En termes de prix, entre 2018 et 2021, les « prix explicites » du carbone, c’est-à-dire directement issus des taxes carbone et de l’échange de droits d’émission ont en moyenne plus que doublé, pour s’élever à quatre euros par tonne d’équivalent CO2. L’OCDE calcule deux valeurs-clés, un « taux effectif sur le carbone » (TEC) brut et un autre net. Le TEC brut correspond à la somme des « prix explicites » et des droits d’accises sur les combustibles et carburants, qui constituent une forme implicite de tarification du carbone très ancienne et couramment employée, dans le transport routier notamment. Pour calculer le TEC net on doit retrancher les subventions aux énergies fossiles (appelées « prix négatif du carbone ») qui persistent pour des raisons conjoncturelles. En 2021 elles concernaient 22 pour cent des émissions de gaz à effet de serre, soit autant qu’en 2018. Mais en 2022, pour compenser la forte hausse des prix de l’énergie due à l’agression de la Russie contre l’Ukraine, plusieurs États ont été amenés à réduire leurs taxes énergétiques. Les ménages et les entreprises ont ainsi été protégés contre l’envolée des prix, mais la mesure a parfois fait reculer les « prix effectifs du carbone » dans certains pays, alors que le TEC net moyen avait augmenté dans deux tiers des pays entre 2018 et 2021, du fait de l’instauration de nouveaux systèmes de tarification ou du renforcement de ceux déjà en place.

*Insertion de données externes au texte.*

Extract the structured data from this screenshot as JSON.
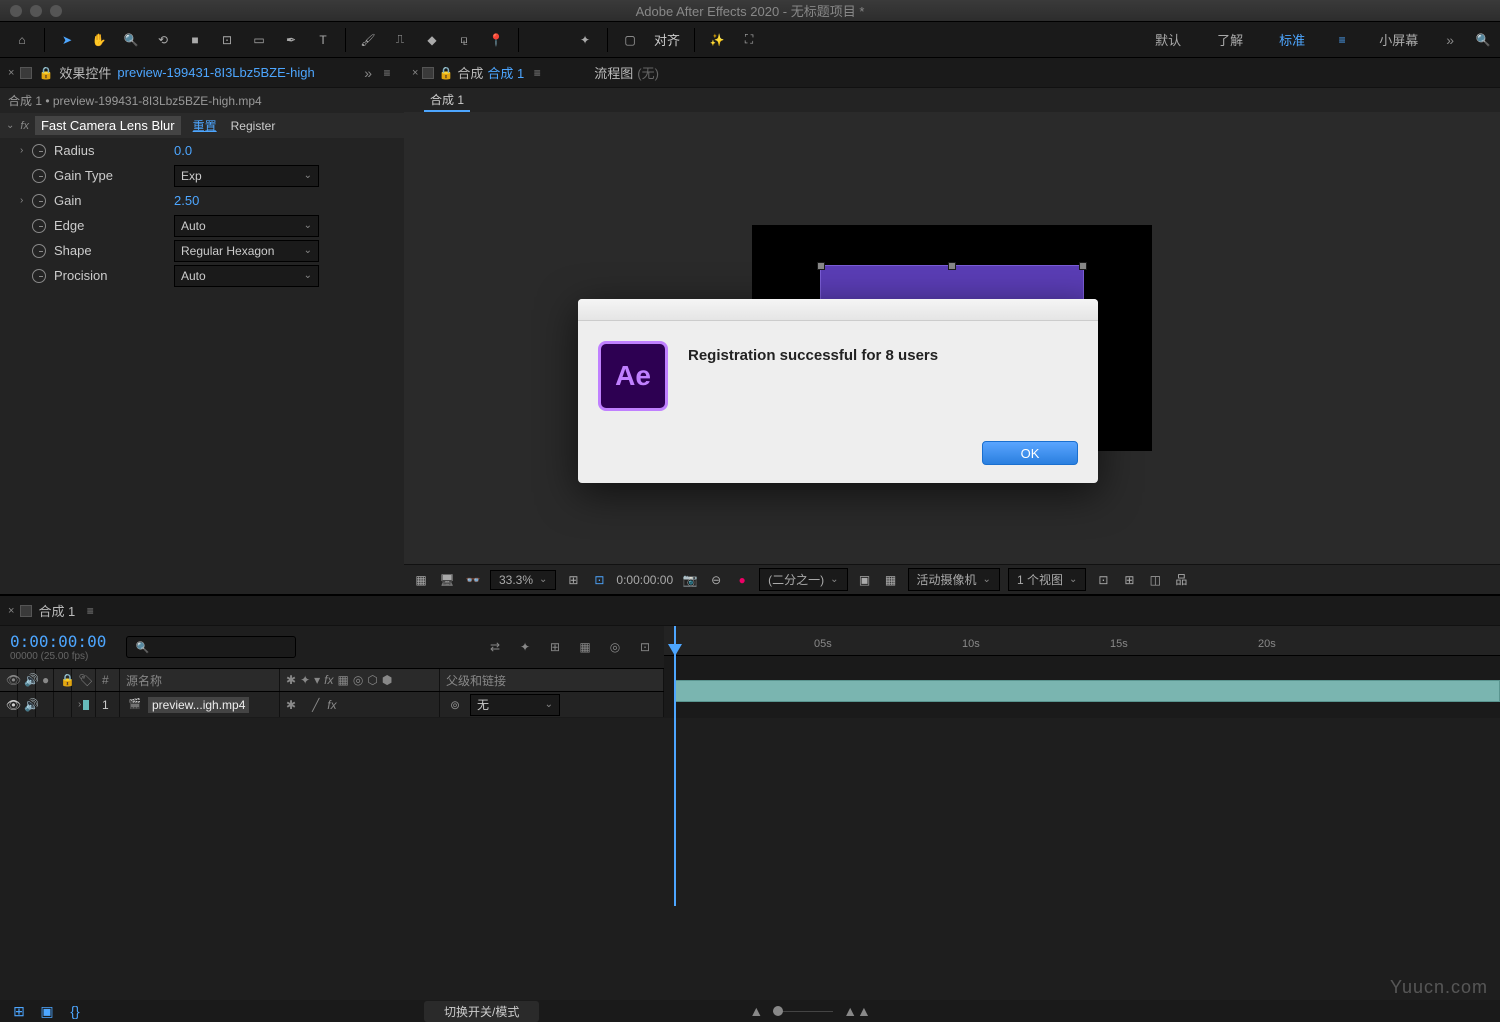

Pour le Secrétaire général de l’OCDE l’australien Mathias Cormann, si le rapport « illustre la progression des parts d’émissions couvertes par les prix du carbone au cours de ces dernières années, la tarification du carbone n’est qu’une des nombreuses stratégies politiques dont les pays disposent pour réduire les émissions ». Pour atteindre la neutralité carbone, les pouvoirs publics peuvent également utiliser la réglementation, les incitations fiscales et les subventions en faveur des technologies propres. L’adoption de mesures adaptées aux situations nationales ou régionales est entièrement conforme aux dispositions de l’Accord de Paris en 2015. Mais les mesures sont trop disparates, ce qui peut nuire à leur efficacité. Pour Mathias Cormann, « notre objectif mondial commun de neutralité des émissions exige que nous conjuguions nos efforts ». En clair il faut que tout le monde tire dans le même sens.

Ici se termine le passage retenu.